Круглова дошла до реки и присела у берега, распустив волосы. Как же страшно быстро колотилось сердце, а в голове звучал голос Давыдова. Какой кошмарный позор. Советский милиционер бьет людей бутылкой, едва не влезает в чужой дом, а теперь вынуждает ребенка перейти границу, ужас!
А как же быть?
Бекетов получил по заслугам, Скляр – бандит, пусть и маленький, Ракицкая попросила узнать правду, а без ее дома это невозможно, так что же она, Евгения Круглова, делает не так? Давыдову она не товарищ, для отца – позор, как же быть дальше? Что же делать?
Боль в висках стала невыносимой, и Женя, сложив руки чашечкой, набрала в них прохладную воду и сполоснула лицо. Никогда, никогда она не забудет того чувства стыда в кабинете у Давыдова. Хотелось провалиться, уйти под землю и оказаться в Москве, в родительском доме, начале начал.
Женя подняла голову. Здесь же была тайга, молчаливая и угрюмая, хранящая чужие тайны. А если нырнуть? И все. Но разве это выход, Круглова? Она посмотрела на босоножки. Когда-то проблемой был их выбор. И отношения с молодым человеком. А здесь – тайна. Какая – неизвестно. Граница, фарца, смерть человека. Что происходит, Женя?
– Простите, я вам не помешал?
– Карасев! – Воскликнула Женя, вздрогнув и едва не свалившись в воду. – Заикой меня решили сделать? Убить? Опять на мою жизнь целитесь, второй раз за два дня, между прочим!
– Ну, ладно, ну, хватит, – мужчина протянул мешок. – Все, что вы просили.
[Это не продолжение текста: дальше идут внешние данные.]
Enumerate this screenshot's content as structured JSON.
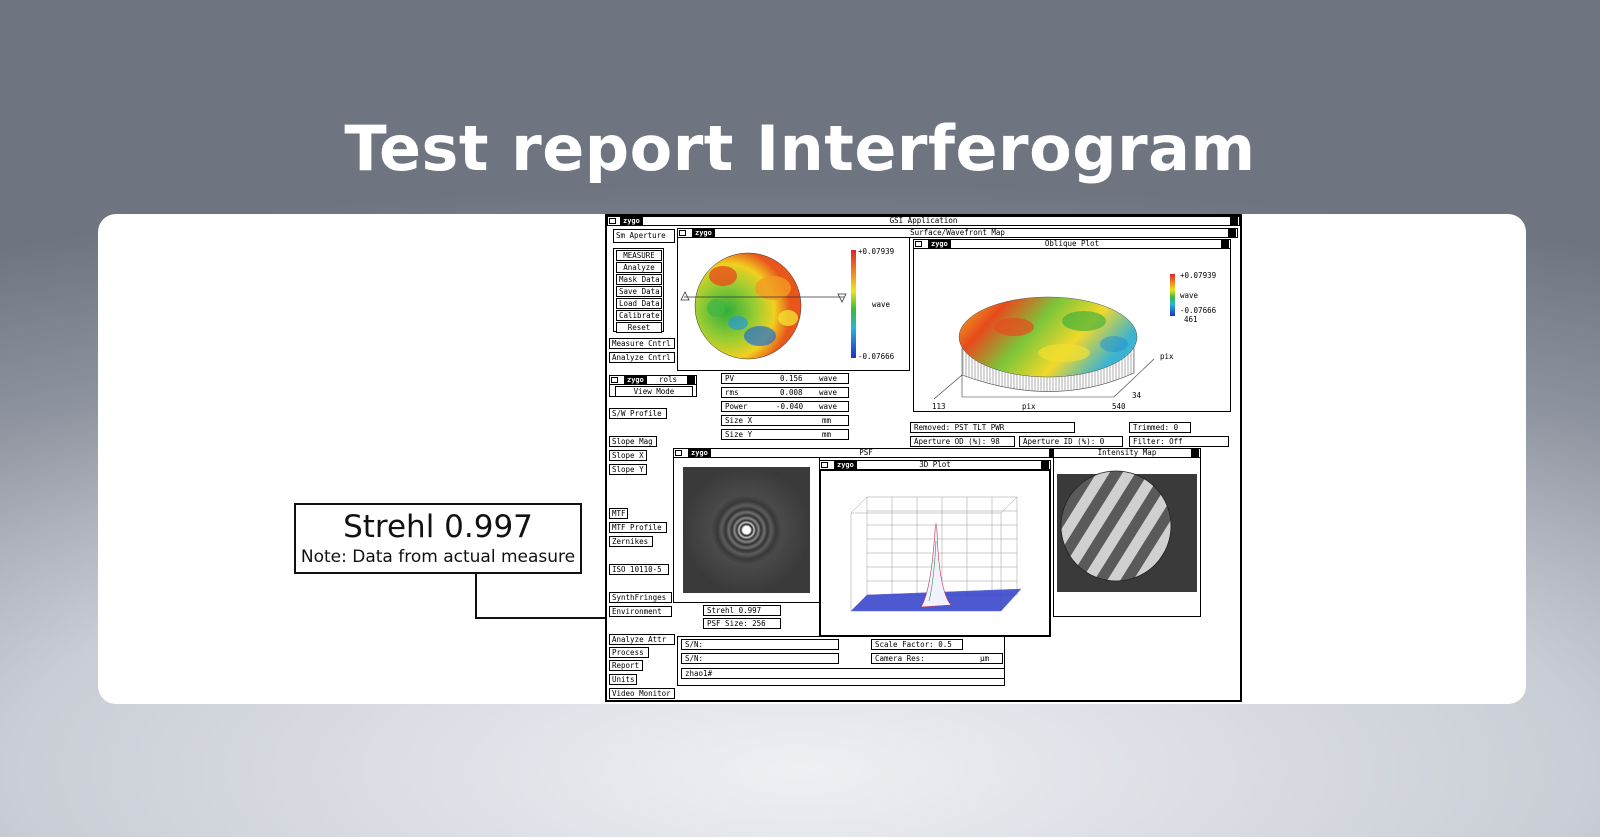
{
  "page": {
    "title": "Test report Interferogram"
  },
  "callout": {
    "strehl_label": "Strehl 0.997",
    "note": "Note: Data from actual measure"
  },
  "app": {
    "title": "GSI Application",
    "logo": "zygo",
    "left_panel": {
      "aperture": "Sm Aperture",
      "buttons": [
        "MEASURE",
        "Analyze",
        "Mask Data",
        "Save Data",
        "Load Data",
        "Calibrate",
        "Reset"
      ],
      "measure_cntrl": "Measure Cntrl",
      "analyze_cntrl": "Analyze Cntrl",
      "controls_title": "rols",
      "view_mode": "View Mode",
      "sw_profile": "S/W Profile",
      "slope_mag": "Slope Mag",
      "slope_x": "Slope X",
      "slope_y": "Slope Y",
      "mtf": "MTF",
      "mtf_profile": "MTF Profile",
      "zernikes": "Zernikes",
      "iso": "ISO 10110-5",
      "synth_fringes": "SynthFringes",
      "environment": "Environment",
      "analyze_attr": "Analyze Attr",
      "process": "Process",
      "report": "Report",
      "units": "Units",
      "video_monitor": "Video Monitor"
    },
    "surface_map": {
      "title": "Surface/Wavefront Map",
      "scale_max": "+0.07939",
      "scale_min": "-0.07666",
      "scale_unit": "wave"
    },
    "stats": [
      {
        "label": "PV",
        "value": "0.156",
        "unit": "wave"
      },
      {
        "label": "rms",
        "value": "0.008",
        "unit": "wave"
      },
      {
        "label": "Power",
        "value": "-0.040",
        "unit": "wave"
      },
      {
        "label": "Size X",
        "value": "",
        "unit": "mm"
      },
      {
        "label": "Size Y",
        "value": "",
        "unit": "mm"
      }
    ],
    "oblique": {
      "title": "Oblique Plot",
      "scale_max": "+0.07939",
      "scale_unit": "wave",
      "scale_min": "-0.07666",
      "y_max": "461",
      "axis_pix_right": "pix",
      "y_min": "34",
      "x_min": "113",
      "x_label": "pix",
      "x_max": "540"
    },
    "settings": {
      "removed": "Removed: PST TLT PWR",
      "trimmed": "Trimmed:   0",
      "aperture_od": "Aperture OD (%):  98",
      "aperture_id": "Aperture ID (%):   0",
      "filter": "Filter:      Off"
    },
    "psf": {
      "title": "PSF",
      "strehl_field": "Strehl    0.997",
      "psf_size": "PSF Size:  256"
    },
    "plot3d": {
      "title": "3D Plot"
    },
    "intensity": {
      "title": "Intensity Map"
    },
    "bottom": {
      "sn1": "S/N:",
      "sn2": "S/N:",
      "scale_factor": "Scale Factor:  0.5",
      "camera_res": "Camera Res:",
      "camera_unit": "µm",
      "prompt": "zhao1#"
    }
  }
}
Но, как я и говорил, там ничего нет.
– Подождите, – девушка порылась в мешке и подняла глаза, – а колье где?
– И его тоже не было.
– Карасев!
– Да вот вам крест, Евгения Марковна! – Окрестил себя знаменем мужчина. – Не брал я его. Там, кстати, вам записка. Я ее туда же кинул.
– Смотри мне.
– Я могу идти?
– Александр, – Женя впервые назвала его по имени, – что вы знаете о ней, о Ракицкой?
– Да на самом деле ничего, – замялся Карасев.
– Саша!
– Ну, в общем, сидела она, довольно далеко и довольно долго, лет 15, если не больше, – рассказал мужчина. – За что – никто не знает. Поэтому кто ее дом тронет – жди беды, блатные не простят.
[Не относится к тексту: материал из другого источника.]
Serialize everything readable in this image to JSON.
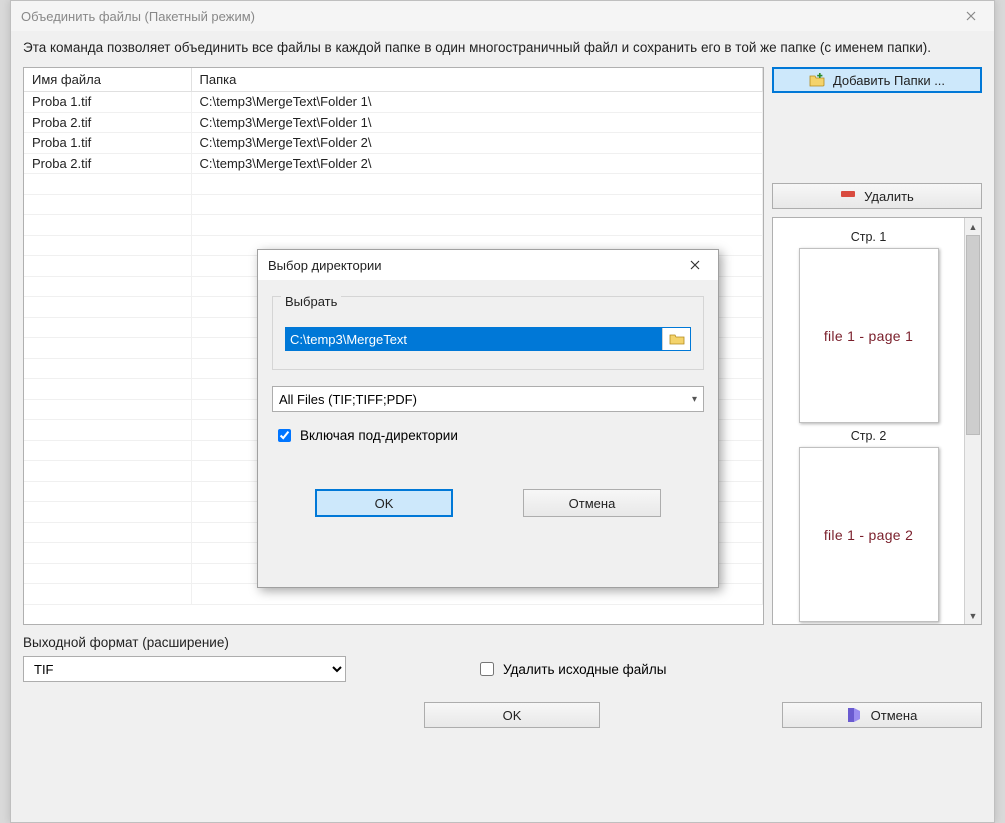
{
  "window": {
    "title": "Объединить файлы (Пакетный режим)",
    "description": "Эта команда позволяет объединить все файлы в каждой папке в один многостраничный файл и сохранить его в той же папке (с именем папки)."
  },
  "table": {
    "headers": {
      "name": "Имя файла",
      "folder": "Папка"
    },
    "rows": [
      {
        "name": "Proba 1.tif",
        "folder": "C:\\temp3\\MergeText\\Folder 1\\"
      },
      {
        "name": "Proba 2.tif",
        "folder": "C:\\temp3\\MergeText\\Folder 1\\"
      },
      {
        "name": "Proba 1.tif",
        "folder": "C:\\temp3\\MergeText\\Folder 2\\"
      },
      {
        "name": "Proba 2.tif",
        "folder": "C:\\temp3\\MergeText\\Folder 2\\"
      }
    ]
  },
  "side": {
    "add_folders": "Добавить Папки ...",
    "delete": "Удалить"
  },
  "preview": {
    "pages": [
      {
        "label": "Стр. 1",
        "content": "file 1 - page 1"
      },
      {
        "label": "Стр. 2",
        "content": "file 1 - page 2"
      }
    ]
  },
  "output": {
    "label": "Выходной формат (расширение)",
    "value": "TIF",
    "delete_sources": "Удалить исходные файлы",
    "ok": "OK",
    "cancel": "Отмена"
  },
  "dialog": {
    "title": "Выбор директории",
    "group_label": "Выбрать",
    "path": "C:\\temp3\\MergeText",
    "filter": "All Files (TIF;TIFF;PDF)",
    "include_subdirs": "Включая под-директории",
    "include_subdirs_checked": true,
    "ok": "OK",
    "cancel": "Отмена"
  }
}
– Сидела? – Ошарашено воскликнула Круглова. – Зэчка что ли? Уголовница – тюремщица?
– Ой, я вас умоляю, – отмахнулся Андрей, – а то вы не знаете, как у нас в стране в 30-е годы людей сажали. Вот прям все было по закону, суду и справедливости.
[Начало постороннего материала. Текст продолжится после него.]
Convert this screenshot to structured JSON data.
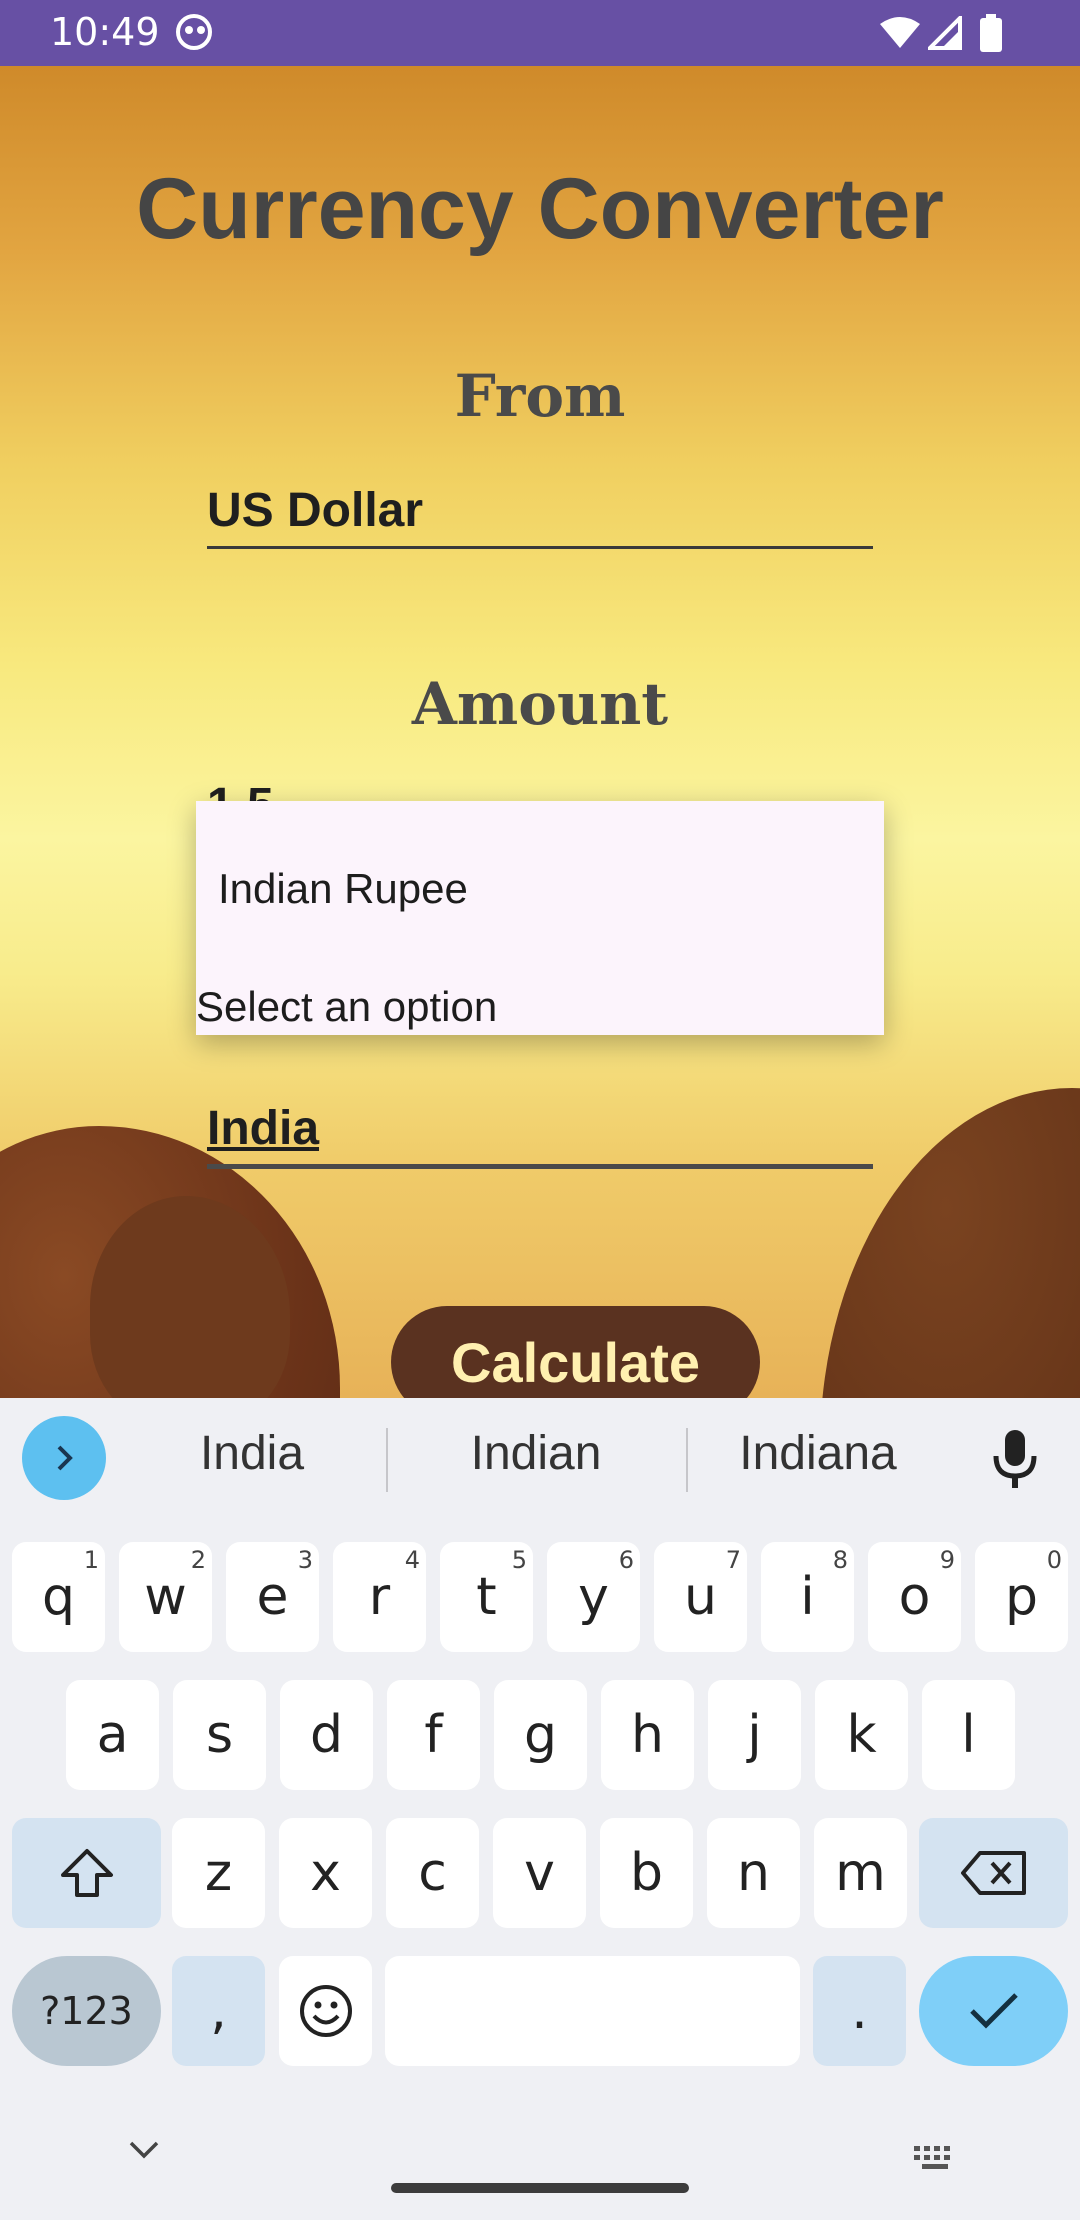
{
  "status_bar": {
    "time": "10:49"
  },
  "app": {
    "title": "Currency Converter",
    "from_label": "From",
    "from_value": "US Dollar",
    "amount_label": "Amount",
    "amount_value_partial": "1.5",
    "to_value": "India",
    "calculate_label": "Calculate"
  },
  "dropdown": {
    "option": "Indian Rupee",
    "hint": "Select an option"
  },
  "keyboard": {
    "suggestions": [
      "India",
      "Indian",
      "Indiana"
    ],
    "row1": [
      {
        "k": "q",
        "s": "1"
      },
      {
        "k": "w",
        "s": "2"
      },
      {
        "k": "e",
        "s": "3"
      },
      {
        "k": "r",
        "s": "4"
      },
      {
        "k": "t",
        "s": "5"
      },
      {
        "k": "y",
        "s": "6"
      },
      {
        "k": "u",
        "s": "7"
      },
      {
        "k": "i",
        "s": "8"
      },
      {
        "k": "o",
        "s": "9"
      },
      {
        "k": "p",
        "s": "0"
      }
    ],
    "row2": [
      "a",
      "s",
      "d",
      "f",
      "g",
      "h",
      "j",
      "k",
      "l"
    ],
    "row3": [
      "z",
      "x",
      "c",
      "v",
      "b",
      "n",
      "m"
    ],
    "symbols_label": "?123",
    "comma_label": ",",
    "period_label": ".",
    "accent_color": "#7fcff8"
  }
}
– Карасев, – твердо произнесла Женя, – посадили – значит, заслужила. Вы свободны, можете идти.
– Всего доброго, – поклонился Карасев. – Вам с такой логикой в комитете работать надо. Разные уж ситуации бывают.
Женя лишь хмыкнула. Тоже мне, судья по жизни.
***
Уже дома, сидя на кровати и готовясь ко сну, Евгения Круглова развернула записку – аккуратно сложенный лист:
Женя еще несколько раз перечитала письмо и бросила его на стол.
Как быть, Евгения Марковна? Мало вам бутылок, Витьки и тайны Ракицкой? Еще один прокол – и это конец всему: работе в милиции, КПСС и нормальной жизни. Женя не выдержит. Застрелится или умрет от инсульта. Потерять в один миг все для нее было смертиподобным. Смысла жить, как казалось, не останется.
Женя приподнялась и прислушалась. На крыльце кто-то жалобно скулил, отчаянно скреб дверь лапами. Накинув пиджак поверх сорочки, Круглова вышла на улицу.
«Это кто у нас тут?». Девушка взяла на руки маленького рыжего щенка, кажется, еще недавно домашнего. «Это какая же прелесть. Назову тебя Жариковым, да? Жариков – Шариков»5. Хлопнула дверь, и Женя со щенком скрылись в доме.
Наблюдавший со стороны Сухов счастливо улыбнулся и, сияя, как начищенный ремень, отправился к дому.
Оставшись в одиночестве, сойка выбралась наружу. Теперь лес был в ее собственности.
***
Над городом уже вставало яркое зарево, солнечный свет проник в жилище, а Женя все еще беспокойно ворочалась во сне. Кошмары прошлого не давали покоя даже ночью, в сновидениях.